We are attempting to setup a pool that will be load balanced between the US and Singapore in a DMZ at our 2 sites. On the US side we have setup a route for the Asia traffic to get out of our firewall but we need to setup a SNAT for it to get back. We have setup an extra VLAN on the internal side for this project that we can use. The problem is that if we enable a SNAT on the external side (meaning the outgoing traffic to Asia) is SNAT'd then all traffic on the external side gets SNAT'd which breaks alot of things.

 

 

Question, is there a way to apply a SNAT to only 1 IP (the Asia IP)? or should we be using a NAT or maybe an iRule?
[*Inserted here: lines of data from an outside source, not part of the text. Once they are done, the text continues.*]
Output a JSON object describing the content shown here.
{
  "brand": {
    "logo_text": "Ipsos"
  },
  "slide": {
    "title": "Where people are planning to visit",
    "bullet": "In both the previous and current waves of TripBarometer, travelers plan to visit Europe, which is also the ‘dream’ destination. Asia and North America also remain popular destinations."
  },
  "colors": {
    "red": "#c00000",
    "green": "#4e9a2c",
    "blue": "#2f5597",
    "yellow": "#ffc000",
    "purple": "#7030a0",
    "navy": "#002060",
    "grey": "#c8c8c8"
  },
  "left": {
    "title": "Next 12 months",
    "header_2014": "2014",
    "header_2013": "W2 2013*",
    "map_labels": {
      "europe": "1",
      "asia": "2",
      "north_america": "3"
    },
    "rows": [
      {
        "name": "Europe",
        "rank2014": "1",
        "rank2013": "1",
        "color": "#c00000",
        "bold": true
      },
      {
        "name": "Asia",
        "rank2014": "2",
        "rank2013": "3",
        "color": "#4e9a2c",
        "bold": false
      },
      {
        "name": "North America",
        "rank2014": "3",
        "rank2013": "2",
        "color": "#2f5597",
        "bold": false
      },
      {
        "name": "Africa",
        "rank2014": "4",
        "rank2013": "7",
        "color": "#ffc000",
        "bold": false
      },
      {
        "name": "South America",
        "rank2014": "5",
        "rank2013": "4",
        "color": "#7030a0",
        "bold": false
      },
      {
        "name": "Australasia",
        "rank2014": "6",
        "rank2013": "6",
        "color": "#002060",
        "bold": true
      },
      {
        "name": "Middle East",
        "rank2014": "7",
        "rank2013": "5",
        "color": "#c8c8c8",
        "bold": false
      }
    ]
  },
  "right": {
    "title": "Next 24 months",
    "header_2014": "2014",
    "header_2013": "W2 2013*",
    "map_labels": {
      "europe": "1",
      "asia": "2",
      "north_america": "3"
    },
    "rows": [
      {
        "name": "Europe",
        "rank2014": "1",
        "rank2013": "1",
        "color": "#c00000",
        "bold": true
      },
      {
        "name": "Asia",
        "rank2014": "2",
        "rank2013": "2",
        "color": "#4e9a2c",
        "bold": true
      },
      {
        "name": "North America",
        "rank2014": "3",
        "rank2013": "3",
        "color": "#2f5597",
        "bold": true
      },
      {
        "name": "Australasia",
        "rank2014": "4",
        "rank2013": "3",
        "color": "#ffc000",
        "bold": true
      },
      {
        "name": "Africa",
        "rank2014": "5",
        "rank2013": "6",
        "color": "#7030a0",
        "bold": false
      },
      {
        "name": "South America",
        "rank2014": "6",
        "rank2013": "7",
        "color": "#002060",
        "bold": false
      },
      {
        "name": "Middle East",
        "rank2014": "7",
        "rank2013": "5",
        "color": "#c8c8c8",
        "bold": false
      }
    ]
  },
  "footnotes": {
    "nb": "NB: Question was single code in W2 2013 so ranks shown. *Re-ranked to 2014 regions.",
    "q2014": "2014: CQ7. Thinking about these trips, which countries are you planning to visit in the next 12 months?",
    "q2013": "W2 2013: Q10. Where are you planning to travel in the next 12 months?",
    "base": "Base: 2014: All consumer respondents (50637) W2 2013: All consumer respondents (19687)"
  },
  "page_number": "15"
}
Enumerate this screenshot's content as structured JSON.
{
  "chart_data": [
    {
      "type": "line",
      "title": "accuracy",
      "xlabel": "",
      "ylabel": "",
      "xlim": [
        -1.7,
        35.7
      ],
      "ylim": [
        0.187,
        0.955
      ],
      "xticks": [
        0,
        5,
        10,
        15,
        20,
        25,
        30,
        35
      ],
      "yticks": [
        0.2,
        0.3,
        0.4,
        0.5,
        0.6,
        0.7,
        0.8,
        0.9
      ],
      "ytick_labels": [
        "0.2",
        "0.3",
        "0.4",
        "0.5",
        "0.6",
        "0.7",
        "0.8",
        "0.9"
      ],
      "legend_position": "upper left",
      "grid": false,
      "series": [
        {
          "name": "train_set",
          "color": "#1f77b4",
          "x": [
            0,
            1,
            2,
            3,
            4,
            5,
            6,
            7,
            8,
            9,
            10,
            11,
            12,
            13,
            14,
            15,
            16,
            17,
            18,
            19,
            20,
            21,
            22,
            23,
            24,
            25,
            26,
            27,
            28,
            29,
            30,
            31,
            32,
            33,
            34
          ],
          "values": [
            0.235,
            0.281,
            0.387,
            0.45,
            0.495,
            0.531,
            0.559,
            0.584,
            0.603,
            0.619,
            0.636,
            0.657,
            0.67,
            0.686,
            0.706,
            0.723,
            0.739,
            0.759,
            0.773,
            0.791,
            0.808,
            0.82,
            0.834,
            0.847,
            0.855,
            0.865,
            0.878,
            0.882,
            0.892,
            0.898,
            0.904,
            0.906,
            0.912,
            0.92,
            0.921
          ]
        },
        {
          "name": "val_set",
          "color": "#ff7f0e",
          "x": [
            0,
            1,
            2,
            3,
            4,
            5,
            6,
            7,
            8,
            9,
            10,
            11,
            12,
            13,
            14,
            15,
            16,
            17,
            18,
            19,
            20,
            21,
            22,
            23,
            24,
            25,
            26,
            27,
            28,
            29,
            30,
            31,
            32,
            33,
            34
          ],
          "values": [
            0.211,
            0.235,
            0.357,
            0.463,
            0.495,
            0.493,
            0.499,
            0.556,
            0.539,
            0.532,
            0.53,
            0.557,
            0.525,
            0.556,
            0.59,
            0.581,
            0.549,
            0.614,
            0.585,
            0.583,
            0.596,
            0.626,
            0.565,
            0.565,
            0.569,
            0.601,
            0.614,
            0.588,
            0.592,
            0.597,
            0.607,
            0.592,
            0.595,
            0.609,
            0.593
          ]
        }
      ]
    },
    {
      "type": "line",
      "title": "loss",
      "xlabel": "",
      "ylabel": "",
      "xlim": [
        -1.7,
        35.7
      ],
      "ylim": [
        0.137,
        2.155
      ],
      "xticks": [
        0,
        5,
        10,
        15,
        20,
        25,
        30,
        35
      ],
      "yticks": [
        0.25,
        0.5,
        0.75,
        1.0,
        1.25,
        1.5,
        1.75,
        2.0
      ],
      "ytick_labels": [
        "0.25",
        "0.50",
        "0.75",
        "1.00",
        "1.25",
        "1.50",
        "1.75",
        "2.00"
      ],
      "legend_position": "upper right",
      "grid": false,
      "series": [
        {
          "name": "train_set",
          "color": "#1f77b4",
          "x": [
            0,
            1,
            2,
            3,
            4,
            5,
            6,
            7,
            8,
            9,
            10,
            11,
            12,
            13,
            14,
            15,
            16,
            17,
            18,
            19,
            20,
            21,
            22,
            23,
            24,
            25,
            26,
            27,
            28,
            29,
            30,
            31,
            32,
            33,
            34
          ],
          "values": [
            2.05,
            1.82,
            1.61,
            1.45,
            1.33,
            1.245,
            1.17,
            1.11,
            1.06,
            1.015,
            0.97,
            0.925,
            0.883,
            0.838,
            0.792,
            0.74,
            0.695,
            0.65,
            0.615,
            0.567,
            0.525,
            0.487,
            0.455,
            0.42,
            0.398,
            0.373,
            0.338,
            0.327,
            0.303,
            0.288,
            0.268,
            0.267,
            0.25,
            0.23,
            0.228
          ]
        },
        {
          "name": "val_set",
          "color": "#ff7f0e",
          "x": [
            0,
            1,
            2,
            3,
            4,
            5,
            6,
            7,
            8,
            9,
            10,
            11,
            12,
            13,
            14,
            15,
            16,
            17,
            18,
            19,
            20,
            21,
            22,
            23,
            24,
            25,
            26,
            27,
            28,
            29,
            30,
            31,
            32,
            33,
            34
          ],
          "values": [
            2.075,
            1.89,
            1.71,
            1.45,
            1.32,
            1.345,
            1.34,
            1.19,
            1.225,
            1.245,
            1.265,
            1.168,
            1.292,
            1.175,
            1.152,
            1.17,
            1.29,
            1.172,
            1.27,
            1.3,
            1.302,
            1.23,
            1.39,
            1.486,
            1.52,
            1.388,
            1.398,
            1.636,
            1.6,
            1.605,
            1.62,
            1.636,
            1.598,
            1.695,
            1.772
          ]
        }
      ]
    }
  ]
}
We are scratching our heads so any help would be appreciated.

 

 

Thanks,

 

Kevin

5 Replies

  • Have u configured a snatpool?

     

     

    You can do a snatpool and specify there which are the members.

     

    For example:

     

    snatpool snat-Pool-Test {

     

    member 192.168.19.100 192.168.19.101

     

    }

     

     

    And in each virtual server call to this snatpool like:

     

    virtual SNAT-example {

     

    destination any:any

     

    snatpool snat-Pool-Test

     

    vlans default_1 default_2 enable

     

    }

     

  • Deb_Allen_18's avatar
    Deb_Allen_18
    Historic F5 Account
    Sure, you can create an iRule to SNAT only traffic bound for the remote server address:
    when LB_SELECTED {
       act only on connections going to remote servers
      if {[IP::addr [IP::server_addr] == 1.2.3.4]}{
         snat to local address
        snat 4.3.2.1
      }
    }

    HTH

    /deb
  • Deb_Allen_18's avatar
    Deb_Allen_18
    Historic F5 Account
    Better yet, if you enable SNAT automap on the selfIP on the egress vlan for that traffic, you can use "snat automap" instead:
    when LB_SELECTED {
       act only on connections going to remote servers
      if {[IP::addr [IP::server_addr] == 1.2.3.4]}{
         snat to local address
        snat automap
      } else {
        snat none
    }

    The "snat none" action is required for non-matching traffic since automap will take effect for all traffic by default.

    /deb
  • Many thanks,

     

     

    That looks a whole lot simpler than the ideas we were coming up with. By egress VLAN, I assume you mean the VLAN the traffic came in on?

     

     

     

    Kevin
  • Deb_Allen_18's avatar
    Deb_Allen_18
    Historic F5 Account
    Egress VLAN would be the VLAN on which the packet leaves LTM, with the goal of forcing response traffic to return via that interface/VLAN.